I was asked what pension reform should our unions be advocating.

There is only one.

Raise revenue and demand that the state pay what they owe.

3 Replies to “Without an iron-clad promise, your pension benefits can be bargained away.”

  1. So what do current public employees expect from the leaderships of the Illinois Education Association, the Illinois Federation of Teachers, the Illinois AFL-CIO, Associated Fire Fighters of Illinois, AFSCME Council 31, Illinois Police Benevolent and Protective Association, Fraternal Order of Police, Service Employees International Union, Laborers International Union of North America Midwest Region, Illinois Public Pension Fund Association, National Pension Coalition, United Transportation Union, Laborers International Union of North America – Chicago District Council, AFSCME International Union, National Education Association, Fraternal Order of Police – Lodge 7 Chicago, Fireman’s Association of Chicago – Local 2, Illinois Nurses Association, Teamsters Local 700, and Teamsters Joint Council 25?

    They expect the leaderships of the labor unions to competently defend our contractual and constitutional pension benefits and rights without apologies, without concessions, and without compromise!

    What do public employees need to do?

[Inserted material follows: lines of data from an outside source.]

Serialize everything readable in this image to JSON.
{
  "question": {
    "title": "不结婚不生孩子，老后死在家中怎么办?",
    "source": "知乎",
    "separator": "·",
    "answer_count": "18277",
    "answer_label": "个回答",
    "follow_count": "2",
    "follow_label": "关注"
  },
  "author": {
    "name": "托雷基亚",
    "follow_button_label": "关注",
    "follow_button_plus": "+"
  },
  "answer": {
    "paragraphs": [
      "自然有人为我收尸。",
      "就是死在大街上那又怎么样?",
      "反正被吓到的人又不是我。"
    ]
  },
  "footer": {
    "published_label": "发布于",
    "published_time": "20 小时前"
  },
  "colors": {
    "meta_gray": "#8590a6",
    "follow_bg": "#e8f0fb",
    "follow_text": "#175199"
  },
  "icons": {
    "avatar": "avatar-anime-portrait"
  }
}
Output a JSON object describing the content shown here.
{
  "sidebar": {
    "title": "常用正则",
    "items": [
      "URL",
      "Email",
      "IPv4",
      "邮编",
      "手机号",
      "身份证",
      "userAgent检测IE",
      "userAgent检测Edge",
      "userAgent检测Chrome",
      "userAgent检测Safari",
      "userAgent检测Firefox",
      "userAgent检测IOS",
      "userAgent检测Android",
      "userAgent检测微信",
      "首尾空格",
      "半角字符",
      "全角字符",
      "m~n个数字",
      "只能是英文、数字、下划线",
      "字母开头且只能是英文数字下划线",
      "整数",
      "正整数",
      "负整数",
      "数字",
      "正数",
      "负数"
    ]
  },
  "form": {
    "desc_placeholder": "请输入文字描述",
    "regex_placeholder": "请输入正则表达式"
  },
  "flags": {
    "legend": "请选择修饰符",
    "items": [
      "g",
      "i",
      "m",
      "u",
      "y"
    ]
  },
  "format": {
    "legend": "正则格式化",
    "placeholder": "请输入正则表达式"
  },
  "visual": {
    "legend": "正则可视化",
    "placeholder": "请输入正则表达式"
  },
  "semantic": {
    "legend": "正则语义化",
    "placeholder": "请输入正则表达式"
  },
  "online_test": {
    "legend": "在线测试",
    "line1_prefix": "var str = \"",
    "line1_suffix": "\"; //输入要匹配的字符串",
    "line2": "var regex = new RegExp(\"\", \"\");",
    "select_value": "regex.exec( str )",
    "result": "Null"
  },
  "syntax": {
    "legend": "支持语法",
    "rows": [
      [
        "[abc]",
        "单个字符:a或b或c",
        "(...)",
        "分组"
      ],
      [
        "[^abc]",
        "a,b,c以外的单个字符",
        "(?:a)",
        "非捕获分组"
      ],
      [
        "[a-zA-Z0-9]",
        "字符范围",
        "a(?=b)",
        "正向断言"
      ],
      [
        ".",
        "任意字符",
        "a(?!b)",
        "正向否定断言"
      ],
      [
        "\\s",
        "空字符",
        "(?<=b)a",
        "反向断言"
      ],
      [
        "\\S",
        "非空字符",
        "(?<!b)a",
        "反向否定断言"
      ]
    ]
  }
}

One suggestion from a teacher I know is to lobby the unions: organize your members to petition the executive committees of your labor unions. Don’t wait until it’s too late.

  2. Dear Fred,

    So the I.E.A. refuses to promise to protect the pension rights of those it bargains for. Time for a new bargaining agent. Why pay dues to get shafted by your own people?

    And even if you are not a member of the union, the “exclusive bargaining agent” (I.E.A.) gets to negotiate “for” you anyway. Sounds like problems ahead with the concept of “exclusive bargaining agent”.

    The I.E.A. has sold it’s own down the river before (with things like SB 7). I wouldn’t trust them with anything at this point. Perhaps there could be legal action against the I.E.A. by members or non-members who don’t want their pension rights bargained away?

    How could something like this not be a coerced choice?

  3. For starters they can eliminate the EDGE program that corporate Illinois enjoys. To me this is the most glaring lack of revenue for the state seeing that 2/3rd of them pay essentially no income tax. Secondly, a progressive tax would be fair to make wealthy pay their fair share. Thirdly, and I hate to say this, but an income tax on pensions and annuities and the like would go a long way. They could do something on the order of starting a tax at the 50,000 level. This way the vast majority of public employees would not be effected. I know….I know……speak for yourself……just my 2 cents.